I shouted “YES” and gave my mom a great big hug. She reciprocated but I could tell she was a bit thrown off by my excitement over this new place. Upon the move, I would understand why.
As we rounded the corner of Eisenhower onto Kiowa drive, I looked out in the distance to that house on the corner on the south side of the street. I was locked in. As we got closer I could feel it. I tried to envision the layout and how it would feel as I walked in. My imagination didn’t get to run wild for long, as the truck came to a stop on the north side of the street, just the other side of a large pasture. I looked out the window to the house we’d pulled up to. A salmon colored, frame house that looked to be on its last leg thinking “what’s this?”
The truck was thrust into park and everyone got out. I thought ‘ok, maybe we’re just parking here but we’re really taking stuff over there (to the white brick house). Nope, that would not be the case. This place, with a dirt front yard, seemingly one step from being condemned, would be the house we called home for the entirety of the rest of my life in Midland, TX.
A Heartbreaking Revelation
I’ll spare you the details of what that house held as surprises when we got inside. There’s far too much to describe here. I was devastated. For the better part of the last week, with pride, I’d shown my friends the house I thought I’d be moving to. It wasn’t so much a “brag” as it was “can you believe this?” type deal. I was excited to finally not be embarrassed to have friends over to my house. And they were so excited for me. And all of that was crushed as I entered my new house and saw what awaited.
I found out later that we’d been evicted from the other house and this was the best we could find that would allow us to remain in the area, where I wouldn’t have to change schools.
Two Houses, Two Worlds
I never stepped foot in the white brick house, but I can still envision the thoughts I had as we turned up that road towards it. As I look back on it, the house wasn’t anything super-special. But from my limited understanding of what could be, that place was a mansion.
I have a blueprint of that old salmon colored house, with all the chaos it embodied, imprinted in my brain. That place represented so much of what I never wish for anyone to endure at any point in their life.
I’ve never forgotten either of those houses. Those two places, a stones throw apart, represented an interesting dichotomy of life for me at an early age. It was so wild to have something I deeply desired squarely within view, but completely unable to attain. Within reach, but so far away.
I knew how I didn’t want to live. And what I hoped for in the future, despite not having a clue as to how I’d make that dream a reality.
Beyond the Brick and Mortar: A Journey of Hope, Guidance, and Gratitude
Yes, I’m in that brick home now.

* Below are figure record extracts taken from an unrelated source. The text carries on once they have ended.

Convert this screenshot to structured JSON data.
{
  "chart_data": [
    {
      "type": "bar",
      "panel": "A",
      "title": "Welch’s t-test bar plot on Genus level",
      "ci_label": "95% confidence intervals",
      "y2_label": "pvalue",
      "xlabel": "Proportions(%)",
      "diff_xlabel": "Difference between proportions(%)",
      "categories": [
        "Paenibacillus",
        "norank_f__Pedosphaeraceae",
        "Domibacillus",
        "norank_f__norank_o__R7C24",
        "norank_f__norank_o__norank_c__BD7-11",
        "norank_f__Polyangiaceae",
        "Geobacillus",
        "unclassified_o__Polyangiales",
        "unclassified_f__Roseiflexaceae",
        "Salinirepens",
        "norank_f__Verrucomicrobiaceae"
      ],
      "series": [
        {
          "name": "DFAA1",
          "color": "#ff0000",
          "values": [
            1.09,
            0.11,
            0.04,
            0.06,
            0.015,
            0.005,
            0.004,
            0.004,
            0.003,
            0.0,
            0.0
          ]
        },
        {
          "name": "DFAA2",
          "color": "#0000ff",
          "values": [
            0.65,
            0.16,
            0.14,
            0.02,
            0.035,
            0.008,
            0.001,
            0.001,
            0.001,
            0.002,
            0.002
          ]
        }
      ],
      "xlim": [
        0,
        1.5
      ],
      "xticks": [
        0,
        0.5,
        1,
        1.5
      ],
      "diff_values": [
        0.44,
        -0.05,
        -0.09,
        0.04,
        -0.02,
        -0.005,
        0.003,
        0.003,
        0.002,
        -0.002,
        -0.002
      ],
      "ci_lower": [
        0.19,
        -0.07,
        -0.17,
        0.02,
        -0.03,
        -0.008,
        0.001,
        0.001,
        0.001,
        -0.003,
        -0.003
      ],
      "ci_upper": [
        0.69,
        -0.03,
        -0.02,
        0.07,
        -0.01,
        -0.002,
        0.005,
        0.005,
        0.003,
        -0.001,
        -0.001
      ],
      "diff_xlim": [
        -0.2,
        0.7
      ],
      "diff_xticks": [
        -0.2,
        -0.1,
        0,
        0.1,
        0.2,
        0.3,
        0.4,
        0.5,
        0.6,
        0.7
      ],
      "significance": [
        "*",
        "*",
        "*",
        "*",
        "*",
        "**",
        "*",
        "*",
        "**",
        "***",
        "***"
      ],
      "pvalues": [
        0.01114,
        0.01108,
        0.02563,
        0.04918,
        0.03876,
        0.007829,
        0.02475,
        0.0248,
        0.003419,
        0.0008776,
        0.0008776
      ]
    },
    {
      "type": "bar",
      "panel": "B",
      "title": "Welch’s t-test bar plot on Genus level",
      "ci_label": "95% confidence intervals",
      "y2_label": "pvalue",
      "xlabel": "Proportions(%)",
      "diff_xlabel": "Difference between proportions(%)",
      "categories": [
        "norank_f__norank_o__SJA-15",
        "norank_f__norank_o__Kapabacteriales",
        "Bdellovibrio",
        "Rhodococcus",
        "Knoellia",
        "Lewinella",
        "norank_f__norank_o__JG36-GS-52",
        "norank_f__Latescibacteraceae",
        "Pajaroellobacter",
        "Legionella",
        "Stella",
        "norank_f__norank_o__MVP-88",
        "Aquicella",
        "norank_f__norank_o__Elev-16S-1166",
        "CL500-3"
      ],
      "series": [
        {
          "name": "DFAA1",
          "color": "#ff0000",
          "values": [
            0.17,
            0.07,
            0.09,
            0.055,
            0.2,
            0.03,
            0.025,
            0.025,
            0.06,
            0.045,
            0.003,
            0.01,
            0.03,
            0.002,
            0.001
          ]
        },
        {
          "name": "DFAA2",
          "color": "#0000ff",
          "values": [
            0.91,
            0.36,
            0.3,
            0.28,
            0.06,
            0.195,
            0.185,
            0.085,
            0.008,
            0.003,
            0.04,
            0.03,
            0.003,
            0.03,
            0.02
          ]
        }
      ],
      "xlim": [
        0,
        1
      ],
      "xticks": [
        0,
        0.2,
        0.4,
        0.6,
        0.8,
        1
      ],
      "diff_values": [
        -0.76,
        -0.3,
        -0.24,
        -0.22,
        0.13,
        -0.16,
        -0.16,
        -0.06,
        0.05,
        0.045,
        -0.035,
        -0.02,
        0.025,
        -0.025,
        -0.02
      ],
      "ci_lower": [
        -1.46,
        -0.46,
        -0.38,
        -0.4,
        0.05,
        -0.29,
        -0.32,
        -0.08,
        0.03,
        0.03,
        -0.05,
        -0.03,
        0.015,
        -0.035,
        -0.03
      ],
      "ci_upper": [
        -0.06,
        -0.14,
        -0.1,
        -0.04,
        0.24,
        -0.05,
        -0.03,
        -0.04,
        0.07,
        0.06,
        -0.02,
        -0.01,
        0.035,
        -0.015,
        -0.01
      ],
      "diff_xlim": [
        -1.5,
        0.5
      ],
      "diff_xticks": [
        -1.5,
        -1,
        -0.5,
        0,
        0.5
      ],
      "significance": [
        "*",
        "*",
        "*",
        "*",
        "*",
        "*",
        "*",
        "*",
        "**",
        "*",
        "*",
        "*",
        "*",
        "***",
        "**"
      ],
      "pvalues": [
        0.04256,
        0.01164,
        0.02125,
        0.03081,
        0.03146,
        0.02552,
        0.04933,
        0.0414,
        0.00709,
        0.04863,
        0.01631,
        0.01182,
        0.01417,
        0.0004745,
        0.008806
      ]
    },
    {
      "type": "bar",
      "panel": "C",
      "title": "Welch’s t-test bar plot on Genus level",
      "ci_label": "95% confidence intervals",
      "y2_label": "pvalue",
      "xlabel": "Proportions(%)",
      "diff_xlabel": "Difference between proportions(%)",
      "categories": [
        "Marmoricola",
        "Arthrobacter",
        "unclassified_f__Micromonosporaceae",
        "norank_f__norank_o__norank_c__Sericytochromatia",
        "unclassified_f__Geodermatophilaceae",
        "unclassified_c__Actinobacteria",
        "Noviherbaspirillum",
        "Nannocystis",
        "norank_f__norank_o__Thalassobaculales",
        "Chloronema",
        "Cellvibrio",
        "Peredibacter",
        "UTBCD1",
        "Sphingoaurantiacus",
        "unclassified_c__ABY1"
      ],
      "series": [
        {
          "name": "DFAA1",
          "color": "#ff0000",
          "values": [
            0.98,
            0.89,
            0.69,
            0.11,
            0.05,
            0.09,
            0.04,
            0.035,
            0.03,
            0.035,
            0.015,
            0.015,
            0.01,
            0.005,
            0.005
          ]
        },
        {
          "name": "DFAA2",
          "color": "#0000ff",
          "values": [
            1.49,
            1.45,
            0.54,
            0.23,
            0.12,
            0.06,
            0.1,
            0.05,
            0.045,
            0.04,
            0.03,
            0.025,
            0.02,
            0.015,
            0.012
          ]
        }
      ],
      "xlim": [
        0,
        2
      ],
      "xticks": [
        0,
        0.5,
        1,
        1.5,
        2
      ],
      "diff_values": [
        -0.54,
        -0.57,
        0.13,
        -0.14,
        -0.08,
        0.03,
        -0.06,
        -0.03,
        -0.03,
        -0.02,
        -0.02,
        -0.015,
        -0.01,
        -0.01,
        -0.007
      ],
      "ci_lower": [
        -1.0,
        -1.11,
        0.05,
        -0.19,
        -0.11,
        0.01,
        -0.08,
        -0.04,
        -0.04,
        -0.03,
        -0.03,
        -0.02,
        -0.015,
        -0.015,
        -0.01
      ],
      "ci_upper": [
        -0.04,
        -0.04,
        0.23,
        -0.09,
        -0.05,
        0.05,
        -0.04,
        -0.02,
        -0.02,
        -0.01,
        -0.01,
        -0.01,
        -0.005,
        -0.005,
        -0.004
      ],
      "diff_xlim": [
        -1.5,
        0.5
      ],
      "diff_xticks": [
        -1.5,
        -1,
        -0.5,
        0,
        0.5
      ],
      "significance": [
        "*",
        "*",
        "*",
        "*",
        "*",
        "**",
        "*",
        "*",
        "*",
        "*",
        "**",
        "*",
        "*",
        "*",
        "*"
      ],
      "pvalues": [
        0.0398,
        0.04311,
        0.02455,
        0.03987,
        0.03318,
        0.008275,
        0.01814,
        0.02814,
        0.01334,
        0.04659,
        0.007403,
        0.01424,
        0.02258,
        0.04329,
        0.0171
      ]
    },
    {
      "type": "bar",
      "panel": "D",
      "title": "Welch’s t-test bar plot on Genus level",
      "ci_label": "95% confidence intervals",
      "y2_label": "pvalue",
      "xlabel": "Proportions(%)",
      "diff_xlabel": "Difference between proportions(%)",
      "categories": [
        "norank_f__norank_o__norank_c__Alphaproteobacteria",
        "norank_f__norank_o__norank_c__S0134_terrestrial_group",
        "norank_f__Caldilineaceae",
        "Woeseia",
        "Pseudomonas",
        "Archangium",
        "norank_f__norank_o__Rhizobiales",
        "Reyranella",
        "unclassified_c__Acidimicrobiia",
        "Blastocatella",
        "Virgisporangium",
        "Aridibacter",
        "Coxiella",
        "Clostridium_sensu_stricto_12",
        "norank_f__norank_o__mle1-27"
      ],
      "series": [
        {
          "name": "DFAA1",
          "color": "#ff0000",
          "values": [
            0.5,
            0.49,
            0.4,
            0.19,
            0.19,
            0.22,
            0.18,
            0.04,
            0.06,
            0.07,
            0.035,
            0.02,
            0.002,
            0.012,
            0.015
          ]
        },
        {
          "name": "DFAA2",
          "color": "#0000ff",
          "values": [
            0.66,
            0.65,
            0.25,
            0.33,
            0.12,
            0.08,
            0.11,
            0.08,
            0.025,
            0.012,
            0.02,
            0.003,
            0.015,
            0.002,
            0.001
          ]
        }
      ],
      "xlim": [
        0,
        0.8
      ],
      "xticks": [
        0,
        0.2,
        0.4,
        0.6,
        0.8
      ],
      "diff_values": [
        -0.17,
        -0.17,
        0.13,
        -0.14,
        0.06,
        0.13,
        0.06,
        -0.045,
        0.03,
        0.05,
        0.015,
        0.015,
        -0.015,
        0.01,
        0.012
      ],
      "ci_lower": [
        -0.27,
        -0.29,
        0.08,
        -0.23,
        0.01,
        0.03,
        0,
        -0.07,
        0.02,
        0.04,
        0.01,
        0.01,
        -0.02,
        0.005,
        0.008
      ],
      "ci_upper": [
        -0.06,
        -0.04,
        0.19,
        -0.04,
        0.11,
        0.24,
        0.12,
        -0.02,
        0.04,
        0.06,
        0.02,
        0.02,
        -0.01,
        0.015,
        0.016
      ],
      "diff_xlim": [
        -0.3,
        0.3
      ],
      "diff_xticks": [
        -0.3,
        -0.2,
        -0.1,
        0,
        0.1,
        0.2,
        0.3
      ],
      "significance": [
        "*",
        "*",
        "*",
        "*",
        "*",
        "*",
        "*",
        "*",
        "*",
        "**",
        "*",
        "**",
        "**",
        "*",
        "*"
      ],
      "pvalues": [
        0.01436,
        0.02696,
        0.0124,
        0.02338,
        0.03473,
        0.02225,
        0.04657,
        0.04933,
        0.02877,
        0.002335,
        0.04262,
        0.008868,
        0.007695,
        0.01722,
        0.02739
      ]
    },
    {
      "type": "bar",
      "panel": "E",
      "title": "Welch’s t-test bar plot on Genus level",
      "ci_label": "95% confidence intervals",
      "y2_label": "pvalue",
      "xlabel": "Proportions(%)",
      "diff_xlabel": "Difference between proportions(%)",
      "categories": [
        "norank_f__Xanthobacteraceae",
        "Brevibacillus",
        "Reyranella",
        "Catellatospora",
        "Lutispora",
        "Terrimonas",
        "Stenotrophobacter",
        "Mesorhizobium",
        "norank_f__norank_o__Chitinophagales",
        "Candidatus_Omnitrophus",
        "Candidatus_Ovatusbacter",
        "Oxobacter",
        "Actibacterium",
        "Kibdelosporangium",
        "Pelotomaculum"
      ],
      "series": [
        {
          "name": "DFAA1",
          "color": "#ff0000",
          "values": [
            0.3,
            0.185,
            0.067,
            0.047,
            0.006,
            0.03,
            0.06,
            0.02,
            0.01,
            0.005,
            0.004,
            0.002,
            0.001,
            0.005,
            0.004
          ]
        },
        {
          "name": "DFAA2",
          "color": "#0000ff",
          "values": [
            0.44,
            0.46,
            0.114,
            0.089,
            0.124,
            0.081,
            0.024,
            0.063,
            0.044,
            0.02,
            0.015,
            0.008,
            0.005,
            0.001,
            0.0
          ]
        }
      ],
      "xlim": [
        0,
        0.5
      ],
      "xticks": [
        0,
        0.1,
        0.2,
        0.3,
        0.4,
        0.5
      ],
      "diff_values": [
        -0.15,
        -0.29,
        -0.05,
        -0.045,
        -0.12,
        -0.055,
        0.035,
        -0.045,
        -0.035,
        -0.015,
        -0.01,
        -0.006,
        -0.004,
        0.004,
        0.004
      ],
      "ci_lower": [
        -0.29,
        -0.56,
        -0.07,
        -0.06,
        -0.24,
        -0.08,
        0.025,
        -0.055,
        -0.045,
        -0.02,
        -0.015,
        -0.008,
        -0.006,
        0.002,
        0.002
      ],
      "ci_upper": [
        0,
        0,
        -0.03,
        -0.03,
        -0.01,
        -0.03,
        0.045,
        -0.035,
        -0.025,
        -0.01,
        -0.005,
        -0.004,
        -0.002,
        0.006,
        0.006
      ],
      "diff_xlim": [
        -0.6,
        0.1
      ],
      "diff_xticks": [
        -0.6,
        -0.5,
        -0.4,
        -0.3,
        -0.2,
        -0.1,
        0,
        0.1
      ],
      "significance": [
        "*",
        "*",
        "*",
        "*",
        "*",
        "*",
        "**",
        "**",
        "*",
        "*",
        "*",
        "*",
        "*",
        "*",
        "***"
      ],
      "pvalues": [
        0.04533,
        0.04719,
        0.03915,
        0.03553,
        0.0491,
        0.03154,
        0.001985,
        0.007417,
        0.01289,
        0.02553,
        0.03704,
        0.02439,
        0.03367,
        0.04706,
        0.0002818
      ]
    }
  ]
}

But it’s really about something much deeper than the material building that was so important to me as a child. It was the hope of something different, more hopeful and brighter, that the house symbolized for me. Along my journey, I’ve been blessed to have so many amazing people, guiding me towards a more hopeful, brighter place in life.
From several coaches and teachers, to the random kindness of strangers, to colleagues, students, and families, to my loving family – I consider myself so fortunate. While the road has been marred with plenty of pain, chaos, and trauma, there’s also been moments of joy, clarity, and comfort. I think, to varying degrees, that’s the case for most of us.
We’re all faced with disappointment, discontent, and hopelessness at some point along the plot line of our lives. And then, somewhere along the way, we’re given a glimpse of hope. A glimpse of what could be, and a sense of purpose, pushing us forward.
I encourage you to continue to look for that hope and purpose in the midst of your trials. It may not be the brick house on the corner you thought was yours. You may be stuck in the chaos and pain of the moment. It seems unending and out of control. But never let your current circumstances limit your future possibilities. Trust that this season is preparing you for something greater than you ever imagined.